Sobre este suspense de los tejemanejes del empresario que, de prosperar, acabarían exterminando a la humanidad, se van sucediendo las secuencias de acción, algunas muy divertidas, como la de Quicksilver interviniendo en el tiroteo. Pero el cálculo de Singer tiene que aparecer, y lo hace al final con una moraleja pacifista. El mensaje no es el desarme, como sucedía con Superman IV en 1987, sino el de resolver los conflictos por las buenas. Pero tampoco se le puede pedir a la película que cojan al empresario, le corten la cabeza y lo tiren al mar: al fin y al cabo, sólo es un empresario, no Bin Laden.

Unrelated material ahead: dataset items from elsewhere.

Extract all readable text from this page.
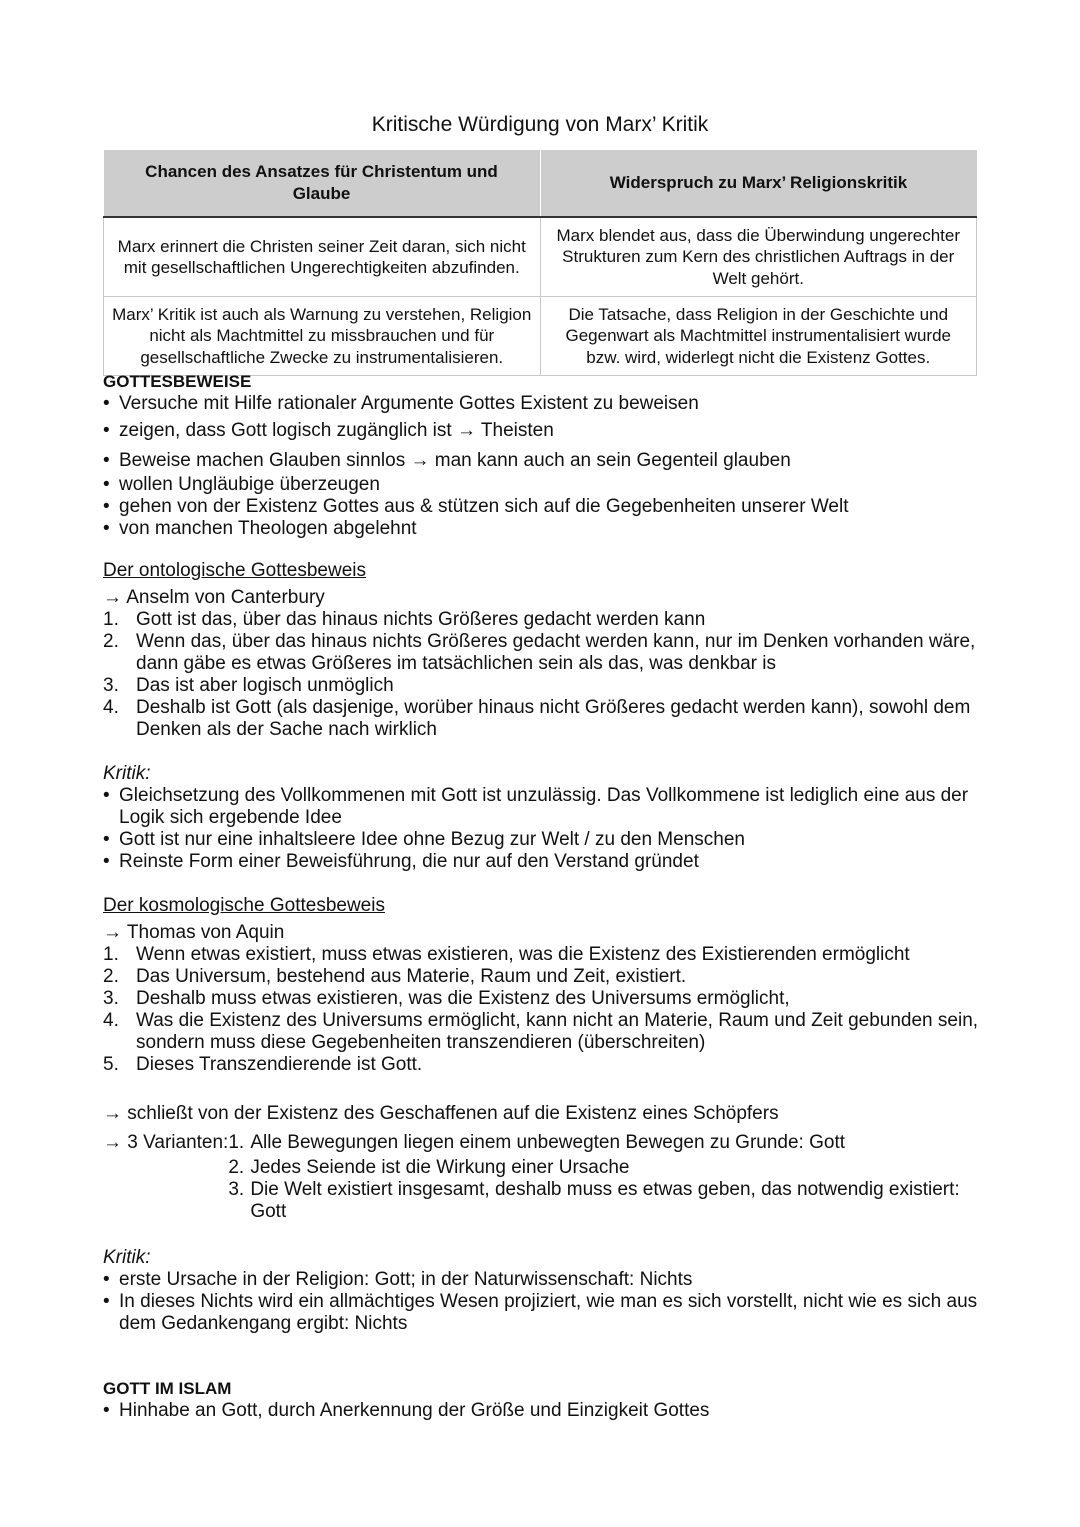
Kritische Würdigung von Marx’ Kritik
Chancen des Ansatzes für Christentum und Glaube	Widerspruch zu Marx’ Religionskritik
Marx erinnert die Christen seiner Zeit daran, sich nicht mit gesellschaftlichen Ungerechtigkeiten abzufinden.	Marx blendet aus, dass die Überwindung ungerechter Strukturen zum Kern des christlichen Auftrags in der Welt gehört.
Marx’ Kritik ist auch als Warnung zu verstehen, Religion nicht als Machtmittel zu missbrauchen und für gesellschaftliche Zwecke zu instrumentalisieren.	Die Tatsache, dass Religion in der Geschichte und Gegenwart als Machtmittel instrumentalisiert wurde bzw. wird, widerlegt nicht die Existenz Gottes.
GOTTESBEWEISE
• Versuche mit Hilfe rationaler Argumente Gottes Existent zu beweisen
• zeigen, dass Gott logisch zugänglich ist → Theisten
• Beweise machen Glauben sinnlos → man kann auch an sein Gegenteil glauben
• wollen Ungläubige überzeugen
• gehen von der Existenz Gottes aus & stützen sich auf die Gegebenheiten unserer Welt
• von manchen Theologen abgelehnt
Der ontologische Gottesbeweis
→ Anselm von Canterbury
1. Gott ist das, über das hinaus nichts Größeres gedacht werden kann
2. Wenn das, über das hinaus nichts Größeres gedacht werden kann, nur im Denken vorhanden wäre, dann gäbe es etwas Größeres im tatsächlichen sein als das, was denkbar is
3. Das ist aber logisch unmöglich
4. Deshalb ist Gott (als dasjenige, worüber hinaus nicht Größeres gedacht werden kann), sowohl dem Denken als der Sache nach wirklich
Kritik:
• Gleichsetzung des Vollkommenen mit Gott ist unzulässig. Das Vollkommene ist lediglich eine aus der Logik sich ergebende Idee
• Gott ist nur eine inhaltsleere Idee ohne Bezug zur Welt / zu den Menschen
• Reinste Form einer Beweisführung, die nur auf den Verstand gründet
Der kosmologische Gottesbeweis
→ Thomas von Aquin
1. Wenn etwas existiert, muss etwas existieren, was die Existenz des Existierenden ermöglicht
2. Das Universum, bestehend aus Materie, Raum und Zeit, existiert.
3. Deshalb muss etwas existieren, was die Existenz des Universums ermöglicht,
4. Was die Existenz des Universums ermöglicht, kann nicht an Materie, Raum und Zeit gebunden sein, sondern muss diese Gegebenheiten transzendieren (überschreiten)
5. Dieses Transzendierende ist Gott.
→ schließt von der Existenz des Geschaffenen auf die Existenz eines Schöpfers
→ 3 Varianten: 1. Alle Bewegungen liegen einem unbewegten Bewegen zu Grunde: Gott
2. Jedes Seiende ist die Wirkung einer Ursache
3. Die Welt existiert insgesamt, deshalb muss es etwas geben, das notwendig existiert: Gott
Kritik:
• erste Ursache in der Religion: Gott; in der Naturwissenschaft: Nichts
• In dieses Nichts wird ein allmächtiges Wesen projiziert, wie man es sich vorstellt, nicht wie es sich aus dem Gedankengang ergibt: Nichts
GOTT IM ISLAM
• Hinhabe an Gott, durch Anerkennung der Größe und Einzigkeit Gottes
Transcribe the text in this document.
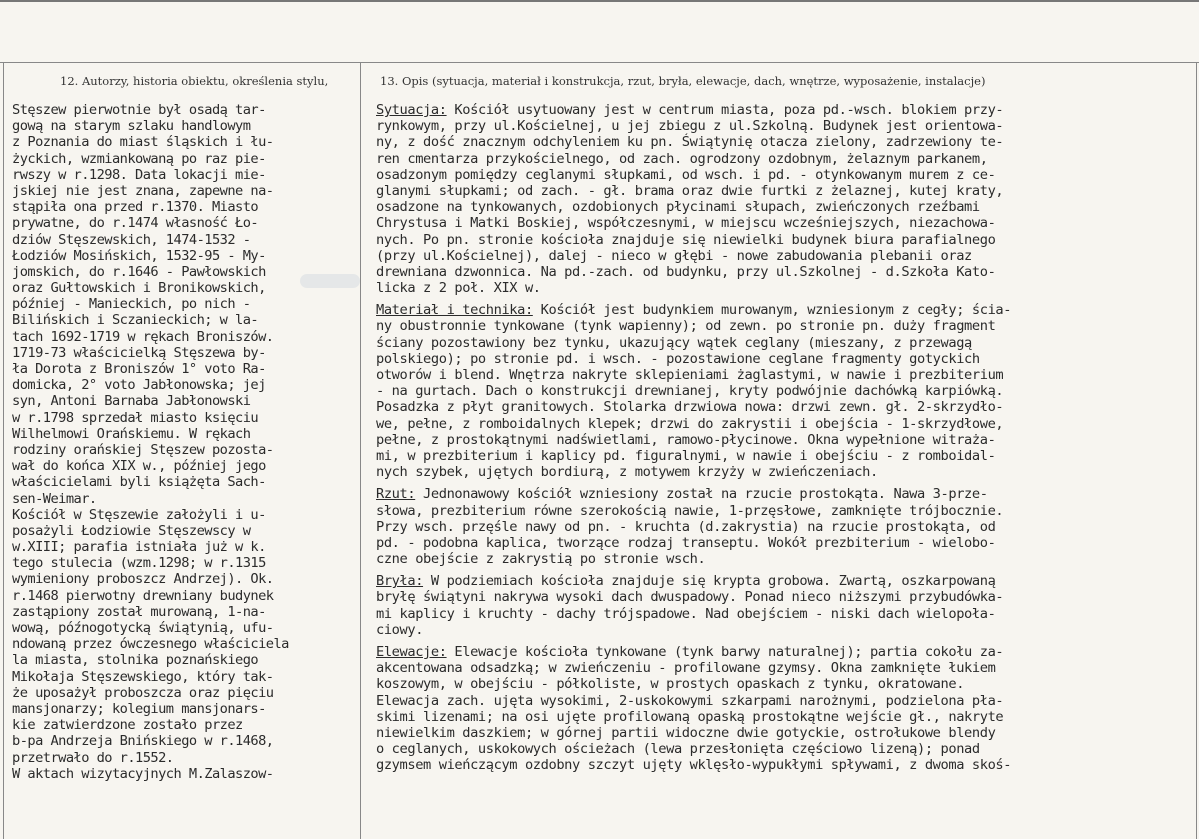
12. Autorzy, historia obiektu, określenia stylu,	13. Opis (sytuacja, materiał i konstrukcja, rzut, bryła, elewacje, dach, wnętrze, wyposażenie, instalacje)
Stęszew pierwotnie był osadą tar-
gową na starym szlaku handlowym
z Poznania do miast śląskich i łu-
życkich, wzmiankowaną po raz pie-
rwszy w r.1298. Data lokacji mie-
jskiej nie jest znana, zapewne na-
stąpiła ona przed r.1370. Miasto
prywatne, do r.1474 własność Ło-
dziów Stęszewskich, 1474-1532 -
Łodziów Mosińskich, 1532-95 - My-
jomskich, do r.1646 - Pawłowskich
oraz Gułtowskich i Bronikowskich,
później - Manieckich, po nich -
Bilińskich i Sczanieckich; w la-
tach 1692-1719 w rękach Broniszów.
1719-73 właścicielką Stęszewa by-
ła Dorota z Broniszów 1° voto Ra-
domicka, 2° voto Jabłonowska; jej
syn, Antoni Barnaba Jabłonowski
w r.1798 sprzedał miasto księciu
Wilhelmowi Orańskiemu. W rękach
rodziny orańskiej Stęszew pozosta-
wał do końca XIX w., później jego
właścicielami byli książęta Sach-
sen-Weimar.
Kościół w Stęszewie założyli i u-
posażyli Łodziowie Stęszewscy w
w.XIII; parafia istniała już w k.
tego stulecia (wzm.1298; w r.1315
wymieniony proboszcz Andrzej). Ok.
r.1468 pierwotny drewniany budynek
zastąpiony został murowaną, 1-na-
wową, późnogotycką świątynią, ufu-
ndowaną przez ówczesnego właściciela
la miasta, stolnika poznańskiego
Mikołaja Stęszewskiego, który tak-
że uposażył proboszcza oraz pięciu
mansjonarzy; kolegium mansjonars-
kie zatwierdzone zostało przez
b-pa Andrzeja Bnińskiego w r.1468,
przetrwało do r.1552.
W aktach wizytacyjnych M.Zalaszow-
Sytuacja: Kościół usytuowany jest w centrum miasta, poza pd.-wsch. blokiem przy-
rynkowym, przy ul.Kościelnej, u jej zbiegu z ul.Szkolną. Budynek jest orientowa-
ny, z dość znacznym odchyleniem ku pn. Świątynię otacza zielony, zadrzewiony te-
ren cmentarza przykościelnego, od zach. ogrodzony ozdobnym, żelaznym parkanem,
osadzonym pomiędzy ceglanymi słupkami, od wsch. i pd. - otynkowanym murem z ce-
glanymi słupkami; od zach. - gł. brama oraz dwie furtki z żelaznej, kutej kraty,
osadzone na tynkowanych, ozdobionych płycinami słupach, zwieńczonych rzeźbami
Chrystusa i Matki Boskiej, współczesnymi, w miejscu wcześniejszych, niezachowa-
nych. Po pn. stronie kościoła znajduje się niewielki budynek biura parafialnego
(przy ul.Kościelnej), dalej - nieco w głębi - nowe zabudowania plebanii oraz
drewniana dzwonnica. Na pd.-zach. od budynku, przy ul.Szkolnej - d.Szkoła Kato-
licka z 2 poł. XIX w.
Materiał i technika: Kościół jest budynkiem murowanym, wzniesionym z cegły; ścia-
ny obustronnie tynkowane (tynk wapienny); od zewn. po stronie pn. duży fragment
ściany pozostawiony bez tynku, ukazujący wątek ceglany (mieszany, z przewagą
polskiego); po stronie pd. i wsch. - pozostawione ceglane fragmenty gotyckich
otworów i blend. Wnętrza nakryte sklepieniami żaglastymi, w nawie i prezbiterium
- na gurtach. Dach o konstrukcji drewnianej, kryty podwójnie dachówką karpiówką.
Posadzka z płyt granitowych. Stolarka drzwiowa nowa: drzwi zewn. gł. 2-skrzydło-
we, pełne, z romboidalnych klepek; drzwi do zakrystii i obejścia - 1-skrzydłowe,
pełne, z prostokątnymi nadświetlami, ramowo-płycinowe. Okna wypełnione witraża-
mi, w prezbiterium i kaplicy pd. figuralnymi, w nawie i obejściu - z romboidal-
nych szybek, ujętych bordiurą, z motywem krzyży w zwieńczeniach.
Rzut: Jednonawowy kościół wzniesiony został na rzucie prostokąta. Nawa 3-prze-
słowa, prezbiterium równe szerokością nawie, 1-przęsłowe, zamknięte trójbocznie.
Przy wsch. przęśle nawy od pn. - kruchta (d.zakrystia) na rzucie prostokąta, od
pd. - podobna kaplica, tworzące rodzaj transeptu. Wokół prezbiterium - wielobo-
czne obejście z zakrystią po stronie wsch.
Bryła: W podziemiach kościoła znajduje się krypta grobowa. Zwartą, oszkarpowaną
bryłę świątyni nakrywa wysoki dach dwuspadowy. Ponad nieco niższymi przybudówka-
mi kaplicy i kruchty - dachy trójspadowe. Nad obejściem - niski dach wielopoła-
ciowy.
Elewacje: Elewacje kościoła tynkowane (tynk barwy naturalnej); partia cokołu za-
akcentowana odsadzką; w zwieńczeniu - profilowane gzymsy. Okna zamknięte łukiem
koszowym, w obejściu - półkoliste, w prostych opaskach z tynku, okratowane.
Elewacja zach. ujęta wysokimi, 2-uskokowymi szkarpami narożnymi, podzielona pła-
skimi lizenami; na osi ujęte profilowaną opaską prostokątne wejście gł., nakryte
niewielkim daszkiem; w górnej partii widoczne dwie gotyckie, ostrołukowe blendy
o ceglanych, uskokowych ościeżach (lewa przesłonięta częściowo lizeną); ponad
gzymsem wieńczącym ozdobny szczyt ujęty wklęsło-wypukłymi spływami, z dwoma skoś-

X-Men: Días del futuro pasado nos traslada una idea positiva, la del diálogo y el peso de la ley. También, la de repensar el pasado para parar la actual vorágine destructiva en la que nos encontramos. Resulta mucho más útil seguir la senda de Bryan Singer que sucumbir a la fascinación de las tontorronas películas de superhéroes que nos llegan sin cesar. Por lo menos aquí hay un mínimo ejercicio de reflexión y sentido del humor, como hacía Tarantino cuando nos daba una lección sobre el sentido último de Superman.

Ficha técnica
X-Men: Días del futuro pasado
(X-Men: Days of Future Past)
EE.UU., 2014, 131'
Director: Bryan Singer
Intérpretes: Hugh Jackman, James McAvoy, Michael Fassbender, Jennifer Lawrence, Nicholas Hoult, Ian McKellen, Patrick Stewart, Ellen Page, Shawn Ashmore, Omar Sy, Peter Dinklage, Evan Peters

Sinopsis: En el futuro, los mutantes están en peligro. La culpa es de uno de esos emprendedores que ha construido un ejército de robots. Para frenar la amenaza, Lobezno viaja al pasado, a 1973. Su objetivo es detener las políticas derechistas de Richard Nixon, el presidente que quiere privatizar el I+D militar. El grito de los X-Men resuena al unísono al inicio de la misión: "¡Podemos!"